Operation Sharpshooter cyber espionage campaign linked with North Korea - McAfee

North Korea-linked campaign more extensive in complexity and scope than previously thought

Security researchers at McAfee have claimed that the Operation Sharpshooter cyber espionage campaign, first exposed in December last year, is likely the work of a North Korean APT hacking group.

McAfee's Advanced Threat Research team arrived at the conclusion after thoroughly analysing the code and data from a vital command-and-control (C2) server, which was handed to the researchers by a government law enforcement agency.

The researchers also found that the Operation Sharpshooter campaign was "more extensive in complexity, scope and duration of operations" than previously thought.

Operation Sharpshooter was first disclosed by McAfee Advanced Threat Research. At that time, McAfee team found that hackers penetrated the networks of defence and infrastructure entities using a primary in-memory implant which enabled them to download a backdoor, called 'Rising Sun'.

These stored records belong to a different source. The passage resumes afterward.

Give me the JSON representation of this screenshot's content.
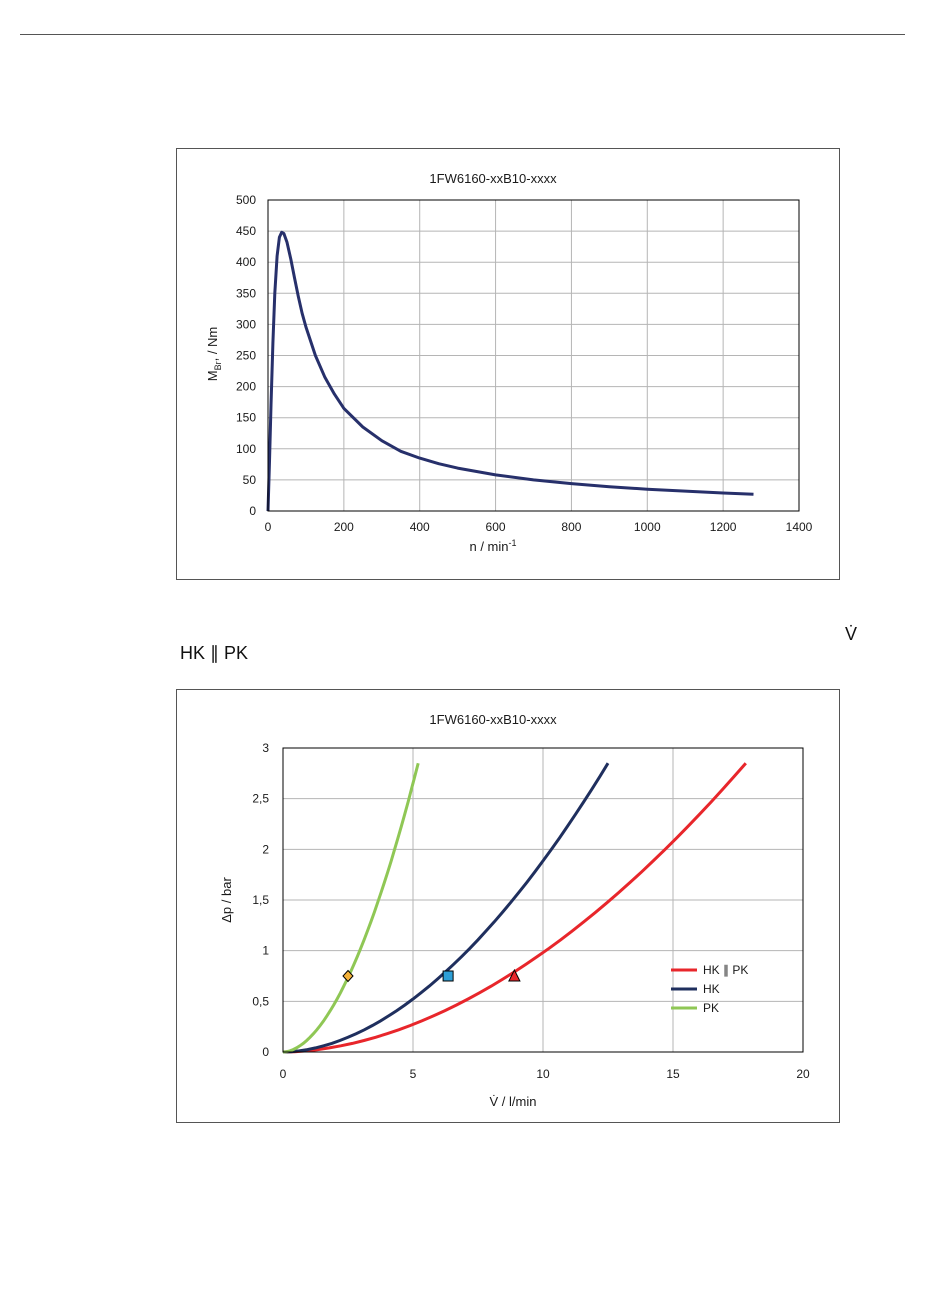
{
  "gap_text": {
    "vdot": "V̇",
    "hk_pk": "HK ∥ PK"
  },
  "chart_data": [
    {
      "type": "line",
      "title": "1FW6160-xxB10-xxxx",
      "xlabel": "n / min",
      "xlabel_superscript": "-1",
      "ylabel": "M",
      "ylabel_subscript": "Br",
      "ylabel_suffix": ", / Nm",
      "xlim": [
        0,
        1400
      ],
      "ylim": [
        0,
        500
      ],
      "xticks": [
        0,
        200,
        400,
        600,
        800,
        1000,
        1200,
        1400
      ],
      "yticks": [
        0,
        50,
        100,
        150,
        200,
        250,
        300,
        350,
        400,
        450,
        500
      ],
      "grid": true,
      "series": [
        {
          "color": "#27306b",
          "x": [
            0,
            4,
            8,
            13,
            18,
            24,
            30,
            36,
            42,
            50,
            60,
            70,
            80,
            90,
            100,
            125,
            150,
            175,
            200,
            250,
            300,
            350,
            400,
            450,
            500,
            600,
            700,
            800,
            900,
            1000,
            1100,
            1200,
            1280
          ],
          "y": [
            0,
            80,
            170,
            270,
            350,
            410,
            440,
            448,
            446,
            432,
            405,
            375,
            345,
            318,
            296,
            250,
            215,
            188,
            165,
            135,
            113,
            96,
            85,
            76,
            69,
            58,
            50,
            44,
            39,
            35,
            32,
            29,
            27
          ]
        }
      ]
    },
    {
      "type": "line",
      "title": "1FW6160-xxB10-xxxx",
      "xlabel": "V̇ / l/min",
      "ylabel": "Δp / bar",
      "xlim": [
        0,
        20
      ],
      "ylim": [
        0,
        3
      ],
      "xticks": [
        "0",
        "5",
        "10",
        "15",
        "20"
      ],
      "yticks": [
        "0",
        "0,5",
        "1",
        "1,5",
        "2",
        "2,5",
        "3"
      ],
      "grid": true,
      "legend_position": "lower-right",
      "series": [
        {
          "name": "HK ∥ PK",
          "color": "#e8262b",
          "exponent": 1.85,
          "x_end": 17.8,
          "y_end": 2.85,
          "marker": "triangle",
          "marker_x": 8.9,
          "marker_y": 0.75,
          "marker_fill": "#e8262b"
        },
        {
          "name": "HK",
          "color": "#1f2f5e",
          "exponent": 1.85,
          "x_end": 12.5,
          "y_end": 2.85,
          "marker": "square",
          "marker_x": 6.35,
          "marker_y": 0.75,
          "marker_fill": "#2e9fd6"
        },
        {
          "name": "PK",
          "color": "#8fc755",
          "exponent": 1.85,
          "x_end": 5.2,
          "y_end": 2.85,
          "marker": "diamond",
          "marker_x": 2.5,
          "marker_y": 0.75,
          "marker_fill": "#f4b23a"
        }
      ]
    }
  ]
}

Security experts identified campaign's malware in more than 85 organisations worldwide, mostly based in the US, Israel, Switzerland, and some European countries.

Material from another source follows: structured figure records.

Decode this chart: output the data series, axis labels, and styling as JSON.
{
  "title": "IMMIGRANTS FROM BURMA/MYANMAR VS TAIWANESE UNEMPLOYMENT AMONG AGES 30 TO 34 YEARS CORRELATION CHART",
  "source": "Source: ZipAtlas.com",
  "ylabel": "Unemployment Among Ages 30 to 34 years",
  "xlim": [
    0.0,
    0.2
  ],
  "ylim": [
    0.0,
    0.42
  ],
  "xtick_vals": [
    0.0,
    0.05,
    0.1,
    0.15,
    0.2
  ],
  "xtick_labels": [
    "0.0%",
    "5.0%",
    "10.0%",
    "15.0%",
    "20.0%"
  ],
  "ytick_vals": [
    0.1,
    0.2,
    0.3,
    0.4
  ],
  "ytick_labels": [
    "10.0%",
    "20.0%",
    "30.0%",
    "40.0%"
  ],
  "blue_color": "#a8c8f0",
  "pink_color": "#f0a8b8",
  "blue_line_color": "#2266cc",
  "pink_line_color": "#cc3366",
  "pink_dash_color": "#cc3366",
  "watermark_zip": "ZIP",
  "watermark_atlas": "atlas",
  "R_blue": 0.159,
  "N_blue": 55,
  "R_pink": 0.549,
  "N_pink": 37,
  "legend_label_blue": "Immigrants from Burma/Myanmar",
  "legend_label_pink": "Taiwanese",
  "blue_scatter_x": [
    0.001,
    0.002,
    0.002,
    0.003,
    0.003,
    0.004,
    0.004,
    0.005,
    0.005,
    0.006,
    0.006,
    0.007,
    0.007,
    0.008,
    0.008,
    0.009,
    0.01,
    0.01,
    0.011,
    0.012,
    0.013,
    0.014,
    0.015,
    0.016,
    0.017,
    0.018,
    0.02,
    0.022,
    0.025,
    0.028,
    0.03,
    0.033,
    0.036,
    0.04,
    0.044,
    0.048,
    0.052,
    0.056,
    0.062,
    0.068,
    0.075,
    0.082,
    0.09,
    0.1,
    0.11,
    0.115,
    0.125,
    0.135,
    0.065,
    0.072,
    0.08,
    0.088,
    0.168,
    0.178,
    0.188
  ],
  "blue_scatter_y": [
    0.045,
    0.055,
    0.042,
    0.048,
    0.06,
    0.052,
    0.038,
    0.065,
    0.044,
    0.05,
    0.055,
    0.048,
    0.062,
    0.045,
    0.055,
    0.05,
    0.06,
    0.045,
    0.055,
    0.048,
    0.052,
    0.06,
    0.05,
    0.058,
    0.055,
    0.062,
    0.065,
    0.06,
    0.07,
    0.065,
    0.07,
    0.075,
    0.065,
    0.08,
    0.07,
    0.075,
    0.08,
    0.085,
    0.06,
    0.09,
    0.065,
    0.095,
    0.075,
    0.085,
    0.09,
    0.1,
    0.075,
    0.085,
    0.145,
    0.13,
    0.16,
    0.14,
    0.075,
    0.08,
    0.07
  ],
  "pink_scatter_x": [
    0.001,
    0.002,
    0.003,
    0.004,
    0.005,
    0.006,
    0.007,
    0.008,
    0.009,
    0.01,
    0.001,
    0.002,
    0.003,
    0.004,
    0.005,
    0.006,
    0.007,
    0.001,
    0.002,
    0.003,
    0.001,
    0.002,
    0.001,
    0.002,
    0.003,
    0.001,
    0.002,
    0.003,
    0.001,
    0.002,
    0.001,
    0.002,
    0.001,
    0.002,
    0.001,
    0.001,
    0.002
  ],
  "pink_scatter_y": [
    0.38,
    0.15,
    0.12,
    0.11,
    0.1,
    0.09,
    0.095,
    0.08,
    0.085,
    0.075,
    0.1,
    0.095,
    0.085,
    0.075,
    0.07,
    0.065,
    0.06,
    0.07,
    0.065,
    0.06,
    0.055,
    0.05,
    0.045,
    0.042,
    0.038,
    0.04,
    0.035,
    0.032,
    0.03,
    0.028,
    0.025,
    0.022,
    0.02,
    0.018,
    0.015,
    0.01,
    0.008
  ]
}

The researchers also found that the code of 'Rising Sun' was similar to the code from 2015 backdoor Trojan Duuzer, which was used by North Korean Lazarus Group to breach networks of Sony Pictures Entertainment. However, the researchers didn't immediately attribute the campaign to North Korean hackers due to likelihood of false flags.

Lazarus Group, which is also referred to by the name Hidden Cobra, is linked with the 2016 SWIFT Banking attack and the 2017 WannaCry ransomware attack.

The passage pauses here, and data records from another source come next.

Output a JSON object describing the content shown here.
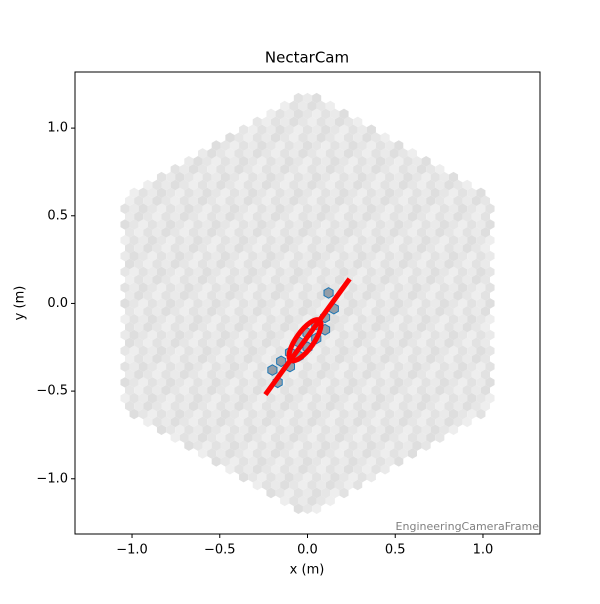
{
  "chart_data": {
    "type": "camera",
    "title": "NectarCam",
    "x_label": "x  (m)",
    "y_label": "y  (m)",
    "annotation": "EngineeringCameraFrame",
    "xlim": [
      -1.325,
      1.325
    ],
    "ylim": [
      -1.315,
      1.32
    ],
    "xticks": [
      {
        "value": -1,
        "label": "−1.0"
      },
      {
        "value": -0.5,
        "label": "−0.5"
      },
      {
        "value": 0,
        "label": "0.0"
      },
      {
        "value": 0.5,
        "label": "0.5"
      },
      {
        "value": 1,
        "label": "1.0"
      }
    ],
    "yticks": [
      {
        "value": -1,
        "label": "−1.0"
      },
      {
        "value": -0.5,
        "label": "−0.5"
      },
      {
        "value": 0,
        "label": "0.0"
      },
      {
        "value": 0.5,
        "label": "0.5"
      },
      {
        "value": 1,
        "label": "1.0"
      }
    ],
    "series": [
      {
        "color": "#1f77b4",
        "x": [
          -0.2,
          -0.17,
          -0.15,
          -0.1,
          -0.1,
          -0.05,
          -0.05,
          0,
          0,
          0.05,
          0.05,
          0.1,
          0.1,
          0.15,
          0.12
        ],
        "y": [
          -0.38,
          -0.45,
          -0.33,
          -0.28,
          -0.36,
          -0.22,
          -0.3,
          -0.17,
          -0.25,
          -0.12,
          -0.2,
          -0.08,
          -0.15,
          -0.03,
          0.06
        ]
      }
    ],
    "hillas": {
      "center_x": -0.014,
      "center_y": -0.21,
      "length": 0.14,
      "width": 0.05,
      "psi_deg": 54.4,
      "color": "#ff0000"
    },
    "axis_line": {
      "x": [
        -0.24,
        0.24
      ],
      "y": [
        -0.52,
        0.14
      ],
      "color": "#ff0000"
    }
  }
}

McAfee's latest analysis reveals that Operation Sharpshooter started in September 2017. More recently, attacker launched several C2 campaigns to target financial, nuclear, defence, telecom and energy firms based in the US, UK, Germany and Turkey.

According to McAfee, the core backend of C2's infrastructure is written in PHP and ASP and appears to be unique to the group.

Interestingly, the researchers also uncovered Operation Sharpshooter's African connection by tracing IP addresses in the server logs back to Windhoek city in Namibia. The team believes hackers likely tested their tools first in Africa before attacking organisations globally.

"Access to the adversary's command-and-control server code is a rare opportunity," said Christiaan Beek, lead scientist at McAfee.

"The insights gained through access to this code are indispensable in the effort to understand and combat today's most prominent and sophisticated cyber-attack campaigns," he added.